Pakistan's stock market closed the outgoing week at a record high, rising 1.6% because of growing investor optimism.
A key factor behind the rally was the encouraging remarks from the International Monetary Fund (IMF) mission, which praised Pakistan's efforts to boost the tax-to-GDP ratio by nearly 1.5%.
This development combined with a stay order against the additional tax on banks and the assurance of a lower advance-to-deposit ratio (ADR) target, helped calm nerves and provided a much-needed boost.
As a result, the market saw a surge in buying activity, overshadowing concerns over the possibility of a mini-budget.
According to the daily trading activity, stocks rallied on Monday to a new all-time high at 93,648 points, driven by blue chips, as investor optimism grew over news of impending privatisation of state-owned enterprises (SOEs) and foreign interest triggered by the revised MSCI index weight for Pakistan.

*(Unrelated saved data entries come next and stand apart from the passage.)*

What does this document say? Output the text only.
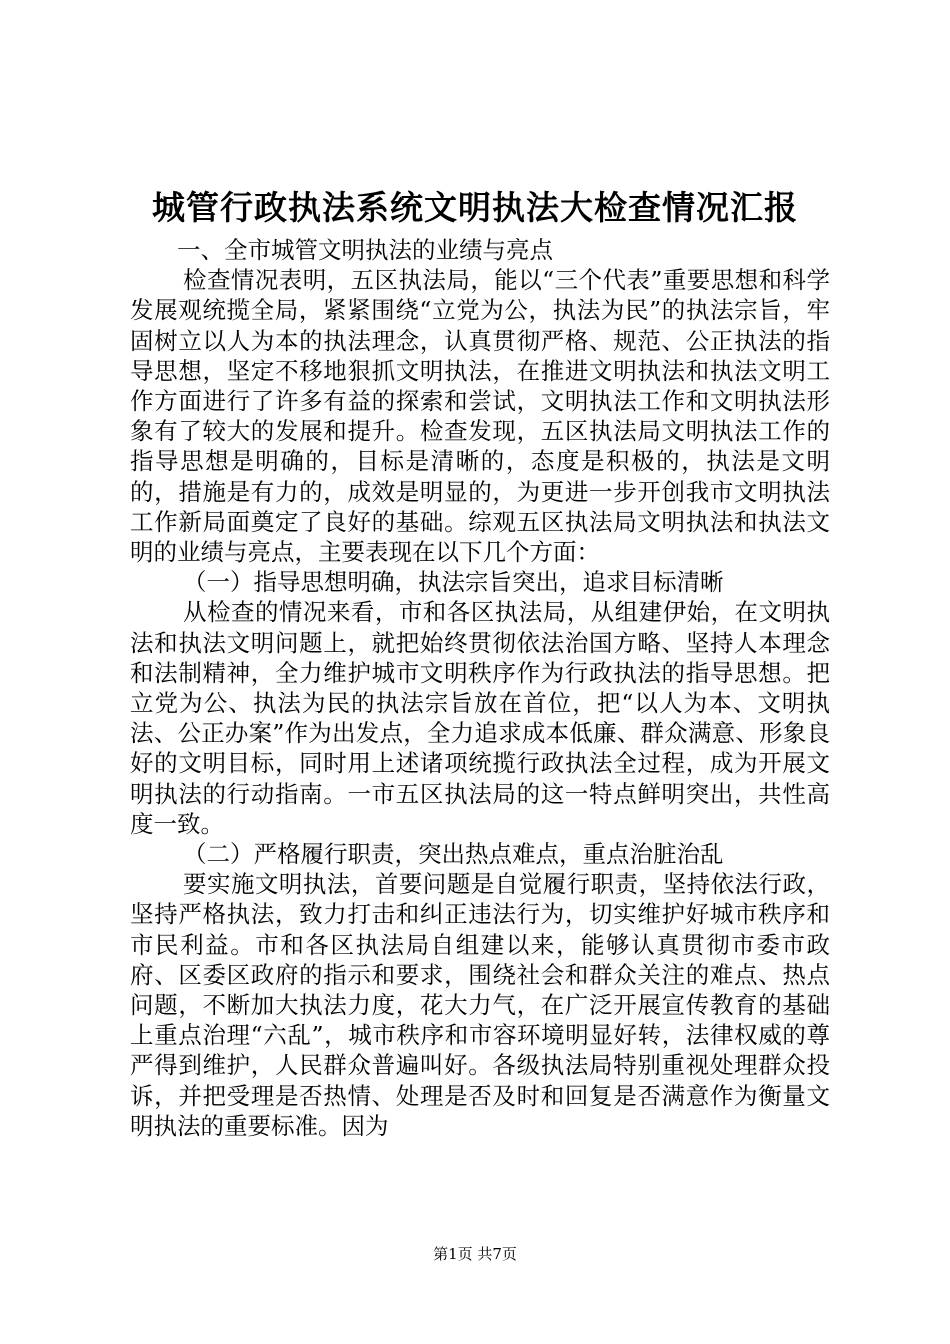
城管行政执法系统文明执法大检查情况汇报

一、全市城管文明执法的业绩与亮点

检查情况表明，五区执法局，能以“三个代表”重要思想和科学发展观统揽全局，紧紧围绕“立党为公，执法为民”的执法宗旨，牢固树立以人为本的执法理念，认真贯彻严格、规范、公正执法的指导思想，坚定不移地狠抓文明执法，在推进文明执法和执法文明工作方面进行了许多有益的探索和尝试，文明执法工作和文明执法形象有了较大的发展和提升。检查发现，五区执法局文明执法工作的指导思想是明确的，目标是清晰的，态度是积极的，执法是文明的，措施是有力的，成效是明显的，为更进一步开创我市文明执法工作新局面奠定了良好的基础。综观五区执法局文明执法和执法文明的业绩与亮点，主要表现在以下几个方面：

（一）指导思想明确，执法宗旨突出，追求目标清晰

从检查的情况来看，市和各区执法局，从组建伊始，在文明执法和执法文明问题上，就把始终贯彻依法治国方略、坚持人本理念和法制精神，全力维护城市文明秩序作为行政执法的指导思想。把立党为公、执法为民的执法宗旨放在首位，把“以人为本、文明执法、公正办案”作为出发点，全力追求成本低廉、群众满意、形象良好的文明目标，同时用上述诸项统揽行政执法全过程，成为开展文明执法的行动指南。一市五区执法局的这一特点鲜明突出，共性高度一致。

（二）严格履行职责，突出热点难点，重点治脏治乱

要实施文明执法，首要问题是自觉履行职责，坚持依法行政，坚持严格执法，致力打击和纠正违法行为，切实维护好城市秩序和市民利益。市和各区执法局自组建以来，能够认真贯彻市委市政府、区委区政府的指示和要求，围绕社会和群众关注的难点、热点问题，不断加大执法力度，花大力气，在广泛开展宣传教育的基础上重点治理“六乱”，城市秩序和市容环境明显好转，法律权威的尊严得到维护，人民群众普遍叫好。各级执法局特别重视处理群众投诉，并把受理是否热情、处理是否及时和回复是否满意作为衡量文明执法的重要标准。因为

第1页 共7页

Next day, the KSE-100 index lost more than 400 points, weighed down by institutional profit-taking on concerns over the IMF's first review of the $7 billion Extended Fund Facility (EFF) and an impending decision on the rollover of China's energy debt.
On Wednesday, the PSX entered a consolidation phase and closed with a modest recovery of 131 points on investor interest mainly in second and third-tier stocks.
It enjoyed a highly positive activity next day, when the bourse touched the high of 94,290 points in intra-day trading.
Investor activity picked up on Friday as the PSX saw a strong rally that took the KSE-100 index to a record high as concerns over a potential mini-budget eased.
At the close of the week, the benchmark KSE-100 index reached 94,763.64 points with a gain of 1.6% week-on-week (WoW).
JS Global Deputy Head of Research Muhammad Waqas Ghani wrote in his review that the KSE-100 remained bullish during the week. Average volume increased 20% to 878 million shares.
A delegation of the International Monetary Fund (IMF) visited Pakistan to review the economic performance during 1QFY25. The positive momentum at the PSX was aided by the Federal Board of Revenue's (FBR) assurance to the IMF that the Rs12.9 trillion revenue target would be upheld, he said.
Market sentiment also strengthened following reports that there would be no mini-budget or new tax measures, and no sales tax would be levied on petroleum products.
The IMF team also engaged with provinces regarding their contribution to the tax collection due to concerns that the provinces, particularly Punjab, had not achieved the expected revenue surplus.
On November 14, the finance ministry informed the IMF team that it had updated 1QFY25 fiscal operation figures, which now showed a surplus of Rs40 billion for Punjab. With these figures, all provinces now have a budget surplus.
Banking sector stocks received impetus after the court's decision to temporarily relieve banks of the additional tax for failing to meet the ADR target.
According to the latest data, the State Bank's foreign currency reserves came in at $11.3 billion with a weekly increase of $84 million, the deputy research head added.